Non si tratta di una battaglia da vincere con manovre eleganti. Qui la vittoria non è misurata in territorio conquistato o nemici eliminati, ma nella semplice presenza o assenza di unità giapponesi al termine del decimo turno: se anche un solo soldato resta vivo, il Giappone ha vinto. Se la città è pulita prima della fine, gli americani trionfano. Non ci sono pareggi. Questa regola non è un dettaglio tecnico: riflette la realtà storica di una resistenza disperata, dove ogni edificio era difeso fino all’ultimo respiro.
Il gioco equilibra complessità e immersione: le meccaniche sono abbastanza profonde da coinvolgere gli appassionati di wargame senza sovraccaricare il ritmo.

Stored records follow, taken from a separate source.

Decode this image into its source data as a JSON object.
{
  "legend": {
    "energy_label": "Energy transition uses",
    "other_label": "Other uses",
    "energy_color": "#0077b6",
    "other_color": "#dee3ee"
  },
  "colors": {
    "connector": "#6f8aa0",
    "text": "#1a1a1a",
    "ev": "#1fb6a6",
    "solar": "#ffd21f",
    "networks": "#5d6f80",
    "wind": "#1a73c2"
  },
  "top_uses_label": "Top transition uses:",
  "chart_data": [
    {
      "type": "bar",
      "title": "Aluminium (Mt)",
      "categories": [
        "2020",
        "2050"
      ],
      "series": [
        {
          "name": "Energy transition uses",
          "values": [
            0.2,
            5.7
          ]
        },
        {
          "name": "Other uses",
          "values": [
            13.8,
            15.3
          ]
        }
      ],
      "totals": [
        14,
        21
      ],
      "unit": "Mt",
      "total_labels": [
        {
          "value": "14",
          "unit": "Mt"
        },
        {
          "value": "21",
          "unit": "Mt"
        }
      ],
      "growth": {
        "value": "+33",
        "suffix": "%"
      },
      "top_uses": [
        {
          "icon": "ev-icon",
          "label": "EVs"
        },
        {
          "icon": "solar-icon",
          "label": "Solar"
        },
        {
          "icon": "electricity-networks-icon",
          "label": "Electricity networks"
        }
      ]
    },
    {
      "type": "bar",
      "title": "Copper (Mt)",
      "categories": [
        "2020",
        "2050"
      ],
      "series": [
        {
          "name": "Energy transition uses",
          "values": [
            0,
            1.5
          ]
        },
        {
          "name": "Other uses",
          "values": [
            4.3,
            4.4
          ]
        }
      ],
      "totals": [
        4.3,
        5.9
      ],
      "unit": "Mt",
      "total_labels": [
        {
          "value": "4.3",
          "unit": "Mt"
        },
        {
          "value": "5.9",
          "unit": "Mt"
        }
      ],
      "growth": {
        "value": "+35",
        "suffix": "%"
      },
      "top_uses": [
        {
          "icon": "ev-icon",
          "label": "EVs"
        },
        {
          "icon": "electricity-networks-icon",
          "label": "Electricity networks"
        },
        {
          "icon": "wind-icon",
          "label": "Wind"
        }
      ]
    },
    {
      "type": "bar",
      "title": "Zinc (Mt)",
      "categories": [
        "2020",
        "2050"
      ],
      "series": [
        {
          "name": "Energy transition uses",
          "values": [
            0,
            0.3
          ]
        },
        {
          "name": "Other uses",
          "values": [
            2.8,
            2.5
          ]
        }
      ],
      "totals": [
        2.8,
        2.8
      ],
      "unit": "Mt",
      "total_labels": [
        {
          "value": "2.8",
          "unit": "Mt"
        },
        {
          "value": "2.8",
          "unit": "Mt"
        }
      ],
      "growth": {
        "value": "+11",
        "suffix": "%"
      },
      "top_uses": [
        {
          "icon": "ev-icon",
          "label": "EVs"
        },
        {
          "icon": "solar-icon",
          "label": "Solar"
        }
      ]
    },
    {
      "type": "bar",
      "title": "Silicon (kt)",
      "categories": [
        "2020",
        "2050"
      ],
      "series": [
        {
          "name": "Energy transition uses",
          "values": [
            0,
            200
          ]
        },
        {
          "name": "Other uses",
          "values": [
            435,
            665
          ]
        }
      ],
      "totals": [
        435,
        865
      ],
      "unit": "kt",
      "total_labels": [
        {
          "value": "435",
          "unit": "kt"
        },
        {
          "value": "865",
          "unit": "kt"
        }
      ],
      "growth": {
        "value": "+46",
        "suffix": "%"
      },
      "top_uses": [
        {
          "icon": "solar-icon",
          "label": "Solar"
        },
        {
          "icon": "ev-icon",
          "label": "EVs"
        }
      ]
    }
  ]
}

La mappa, ricca di dettagli urbani e percorsi strategici, ti costringe a scegliere tra attacchi diretti e manovre laterali, mentre l’artiglieria e i mortai trasformano quartieri interi in macerie. Non c’è spazio per l’eleganza: qui si combatte con il fango, il fuoco e la determinazione.
Manila '45 non è un gioco che celebra la vittoria. È un racconto di resistenza, distruzione e sacrificio — dove ogni mossa pesa come una vita. E alla fine, chi vince davvero? Lo decidi.